Is called (RE) PICTURE, Akira Takamiya curates it, while the art direction and design are entrusted to the London studio OK-RM. Almost an artist's book, that it is a fascinating and, in a certain sense, special object is immediately understood. To be precise, you understand it in the exact moment when, with the enthusiasm of a bibliophile who can't wait to leaf through his latest treasure, you vehemently tear off the cellophane that wraps it, only to realize that that too is hand-printed and containing index and colphon in English of the volume.

 

Once opened, it strikessmell: it seems to have a freshly cut log of wood in your hands. It is intoxicating, close your eyes and it is as if you were in a fir forest on a warm autumn afternoon.

After the sense of smell, you have to allow several minutes to touch. The cardboard cover has the indentation of the index and colophon in Japanese. The writings, however, are upside down and you can read them (if you know how to read Japanese) in relief on the back cover. A ploy from nothing, perhaps, but which immediately gives a sense of the particularity and care of the editorial product that you have in your hands.

Several follow blank and perforated pages: nine symmetrical holes guide the gaze and imagination, capture the light, cast shadows and fill a space that is only apparently empty. Alternating between the “empty” sheets, five projects by five different artists, sixteen pages each to tell, rigorously without words, their own world. It is not the images that speak, but the universal language of art.

 

It starts with Water Copy by the French photographer Marvin Leuvrey, a photographic series where organic and synthetic elements play and blend with each other, overcoming the physical limits of photography, creating lines, blurs, liquid frames that mix truth and fiction, in a deconstructed landscape that challenges the idea of digitizing reality.

The Dutch Jaap Scheeren he is the author of the second chapter of (RE) PICTURE, a photographic series into the wild: firs, bats and foxes are captured by Jaap's photographic lens, viewed from various angles, each shot connects us to the photographer and emotions.

An eclectic portrait of the post-industrial British landscape is what the work of Theo Simpson. His multi-layered compositions consist of archival images, workshop manuals and landscape photographs, triggering a reflection on the construction of collective memory, on technological progress and on the relationship between man and machine.

To Japanese Yuji Hamada instead, it is up to the task of showing the complicated urban green in overly urbanized metropolis, where instead of a real tree it is preferred to install imaginative posters showing green landscapes. Inevitable reflection, indirect and only evoked, on climate change.

Closes the volume, before other interminable blank pages, the Londoner Mark Borthwick with its landscapes that, between one play of light and the next, make you daydream. 

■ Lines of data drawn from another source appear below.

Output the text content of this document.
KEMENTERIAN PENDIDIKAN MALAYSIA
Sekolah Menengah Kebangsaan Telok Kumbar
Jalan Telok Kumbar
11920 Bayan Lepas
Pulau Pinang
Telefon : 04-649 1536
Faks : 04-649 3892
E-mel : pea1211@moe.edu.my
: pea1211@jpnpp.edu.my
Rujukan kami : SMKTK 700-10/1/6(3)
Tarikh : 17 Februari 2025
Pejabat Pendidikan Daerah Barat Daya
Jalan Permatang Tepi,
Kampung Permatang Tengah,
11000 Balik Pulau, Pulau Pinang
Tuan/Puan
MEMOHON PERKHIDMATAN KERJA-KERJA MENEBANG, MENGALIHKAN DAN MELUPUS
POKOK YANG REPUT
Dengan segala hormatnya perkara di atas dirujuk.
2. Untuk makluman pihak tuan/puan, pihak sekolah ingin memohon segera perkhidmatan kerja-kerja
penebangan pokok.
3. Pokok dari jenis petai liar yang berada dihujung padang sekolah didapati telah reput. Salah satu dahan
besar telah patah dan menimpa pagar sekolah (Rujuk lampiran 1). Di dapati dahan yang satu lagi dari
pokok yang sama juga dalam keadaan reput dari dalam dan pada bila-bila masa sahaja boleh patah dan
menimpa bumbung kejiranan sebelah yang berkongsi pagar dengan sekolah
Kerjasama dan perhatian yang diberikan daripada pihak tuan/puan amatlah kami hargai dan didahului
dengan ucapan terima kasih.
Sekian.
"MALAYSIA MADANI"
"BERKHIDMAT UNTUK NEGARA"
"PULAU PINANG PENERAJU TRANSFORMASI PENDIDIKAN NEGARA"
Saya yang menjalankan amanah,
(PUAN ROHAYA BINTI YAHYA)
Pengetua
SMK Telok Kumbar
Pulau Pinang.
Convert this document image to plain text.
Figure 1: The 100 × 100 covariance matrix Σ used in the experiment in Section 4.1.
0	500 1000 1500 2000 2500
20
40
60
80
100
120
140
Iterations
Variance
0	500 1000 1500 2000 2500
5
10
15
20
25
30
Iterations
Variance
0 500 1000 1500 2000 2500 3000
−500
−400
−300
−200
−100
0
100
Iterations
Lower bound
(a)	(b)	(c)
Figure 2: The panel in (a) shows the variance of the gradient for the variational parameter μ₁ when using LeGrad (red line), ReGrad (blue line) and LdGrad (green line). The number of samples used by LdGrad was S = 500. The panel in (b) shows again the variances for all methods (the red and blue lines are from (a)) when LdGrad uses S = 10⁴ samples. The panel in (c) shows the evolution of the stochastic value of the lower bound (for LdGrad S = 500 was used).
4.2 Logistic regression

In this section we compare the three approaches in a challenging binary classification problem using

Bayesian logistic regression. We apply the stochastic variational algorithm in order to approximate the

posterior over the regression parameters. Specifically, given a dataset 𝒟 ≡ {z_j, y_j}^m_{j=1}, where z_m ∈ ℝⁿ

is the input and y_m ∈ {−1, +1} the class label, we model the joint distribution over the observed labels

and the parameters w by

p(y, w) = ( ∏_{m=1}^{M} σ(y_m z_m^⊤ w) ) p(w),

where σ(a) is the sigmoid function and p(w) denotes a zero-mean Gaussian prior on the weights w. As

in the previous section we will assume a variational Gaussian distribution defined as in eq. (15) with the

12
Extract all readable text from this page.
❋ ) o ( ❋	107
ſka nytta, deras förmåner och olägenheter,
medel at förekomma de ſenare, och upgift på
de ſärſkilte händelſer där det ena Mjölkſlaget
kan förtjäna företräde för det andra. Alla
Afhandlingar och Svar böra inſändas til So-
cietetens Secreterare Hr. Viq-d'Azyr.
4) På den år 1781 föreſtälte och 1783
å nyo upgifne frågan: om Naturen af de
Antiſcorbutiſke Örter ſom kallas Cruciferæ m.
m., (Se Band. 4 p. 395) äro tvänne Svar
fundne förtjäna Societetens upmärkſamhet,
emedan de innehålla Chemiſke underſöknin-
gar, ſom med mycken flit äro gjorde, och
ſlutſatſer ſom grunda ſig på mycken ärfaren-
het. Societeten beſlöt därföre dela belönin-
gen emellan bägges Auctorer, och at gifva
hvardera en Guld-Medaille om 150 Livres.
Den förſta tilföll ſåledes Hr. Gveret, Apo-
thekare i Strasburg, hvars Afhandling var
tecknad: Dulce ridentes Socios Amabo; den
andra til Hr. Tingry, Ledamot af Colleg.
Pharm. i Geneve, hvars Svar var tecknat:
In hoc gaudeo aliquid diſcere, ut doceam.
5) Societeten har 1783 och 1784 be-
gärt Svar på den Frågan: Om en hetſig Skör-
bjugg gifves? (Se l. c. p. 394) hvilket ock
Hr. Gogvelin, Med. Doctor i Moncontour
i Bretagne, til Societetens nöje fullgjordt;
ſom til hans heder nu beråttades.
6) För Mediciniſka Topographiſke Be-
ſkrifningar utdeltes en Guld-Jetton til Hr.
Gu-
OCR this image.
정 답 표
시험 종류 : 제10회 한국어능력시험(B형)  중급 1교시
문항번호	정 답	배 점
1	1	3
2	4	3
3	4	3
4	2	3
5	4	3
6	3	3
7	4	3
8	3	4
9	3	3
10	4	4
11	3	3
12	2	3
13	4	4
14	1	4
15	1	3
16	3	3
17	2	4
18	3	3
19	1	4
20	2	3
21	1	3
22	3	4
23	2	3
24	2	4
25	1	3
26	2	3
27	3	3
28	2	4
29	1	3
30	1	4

The creators of (RE) PICTURE could have run out the magazine in 80 pages, but the result would have been completely different. The choice of using an entire ream of paper, for a thickness of over four centimeters, is estranging and brilliant at the same time. The declared aim of stimulating the imagination beyond cultural and linguistic barriers has been achieved and each blank page is filled thanks to the mental connections and associations that each photo, each work, is able to arouse in each of us.

In conclusion, a great job that fully expresses the true value of printed paper.

 

October 19, 2019 — Dario Gaspari

Leave a comment

Please note: comments must be approved before they are published.